Graham Chapman: Luxury! We used to have to get up out of the lake at three o'clock in the morning, clean the lake, eat a handful of hot grubble, work twenty hours a day at mill, for two pence a month, come home, and dad would beat us around the head and neck with a broken bottle, if we were lucky!
Terry Jones: Well, of course, we had it tough! We used to have to get up out of the shoebox in the middle of the night, and lick the road clean with our tongues! We had to eat half a handful of freezing cold grubble, work twenty-four hours a day at mill for four pence every six years, and when we got home, our dad would slice us in two with a breadknife!
Eric Idle: Right!
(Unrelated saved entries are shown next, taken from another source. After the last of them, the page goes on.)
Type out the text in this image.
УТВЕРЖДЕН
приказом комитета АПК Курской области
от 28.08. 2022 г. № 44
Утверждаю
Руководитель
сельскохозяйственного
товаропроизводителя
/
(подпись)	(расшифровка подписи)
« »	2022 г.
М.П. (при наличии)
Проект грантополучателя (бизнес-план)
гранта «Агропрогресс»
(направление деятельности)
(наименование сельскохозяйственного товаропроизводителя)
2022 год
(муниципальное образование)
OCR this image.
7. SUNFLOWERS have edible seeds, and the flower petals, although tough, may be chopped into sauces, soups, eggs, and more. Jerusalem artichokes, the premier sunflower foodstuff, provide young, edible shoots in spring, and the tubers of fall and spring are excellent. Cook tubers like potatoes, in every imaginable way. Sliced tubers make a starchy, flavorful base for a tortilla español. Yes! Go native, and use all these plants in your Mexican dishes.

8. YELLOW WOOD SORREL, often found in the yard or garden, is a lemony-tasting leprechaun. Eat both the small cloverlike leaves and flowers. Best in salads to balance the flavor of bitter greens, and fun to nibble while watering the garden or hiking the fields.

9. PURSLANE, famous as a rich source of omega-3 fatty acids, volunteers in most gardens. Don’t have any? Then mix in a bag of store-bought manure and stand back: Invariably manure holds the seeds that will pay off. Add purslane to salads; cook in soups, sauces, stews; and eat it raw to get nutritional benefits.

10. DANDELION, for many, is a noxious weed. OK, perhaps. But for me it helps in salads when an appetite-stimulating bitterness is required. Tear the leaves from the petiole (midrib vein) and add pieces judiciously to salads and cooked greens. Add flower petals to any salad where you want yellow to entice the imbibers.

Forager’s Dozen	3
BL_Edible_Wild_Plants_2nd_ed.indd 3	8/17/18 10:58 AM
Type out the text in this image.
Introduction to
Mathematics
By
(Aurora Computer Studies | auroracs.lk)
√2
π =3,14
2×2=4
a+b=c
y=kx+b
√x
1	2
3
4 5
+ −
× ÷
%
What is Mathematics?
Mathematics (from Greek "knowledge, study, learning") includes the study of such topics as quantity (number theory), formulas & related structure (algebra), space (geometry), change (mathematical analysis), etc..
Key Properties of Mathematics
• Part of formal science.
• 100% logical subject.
I had to get up in the morning, at ten o'clock at night, half an hour before I went to bed, eat a lump of cold poison, work twenty-nine hours a day down mill and pay millowner for permission to come to work, and when we got home, our dad would kill us and dance about on our graves, singing Hallelujah!
Michael Palin: Aah. Are you trying to tell the young people of today that, and they won't believe you!
All: No, no they won't!

Alan the Vanner
5th November 2003, 10:14
Well, if I had my way, (only it's the parent's house) when trick-or-treaters - or even carol singers come to think of it - came to the door, I'd have to do my Jethro act:
(Cornish accent) What the bloody 'ell are you b:censored: s doing knocking on my door at this time of night?! Why don't you p:censored: off you little b:censored: s before I get my 12-bore you b:censored: s!!!
:laugh:

Beaker
5th November 2003, 10:28
So you good at cornish accent then? :D

Alan the Vanner
5th November 2003, 20:07
Well, Denzil Pemburthy thinks so, mmm!:laugh:

Beaker
5th November 2003, 20:14
Who the heck is Denzil Pemburthy? Or have i missed watching some critical tv program again to find out?

Well hopefully I will meet you at the christmas do and we'll see who has the best cornish accent.

Lindz :)

Alan the Vanner
5th November 2003, 20:17
You've not seen anything of Jethro then? He's got a new video out now, and he will be at the Appollo theatre in Oxford next february. Very funny.:) ;)

MGTurbo
5th November 2003, 20:54
Whilst i agree with most of the comments here, it does seem that some of you need to lighten up, some of you young lads on here are sounding older than me! Could be something to do with owning a Maestro i guess?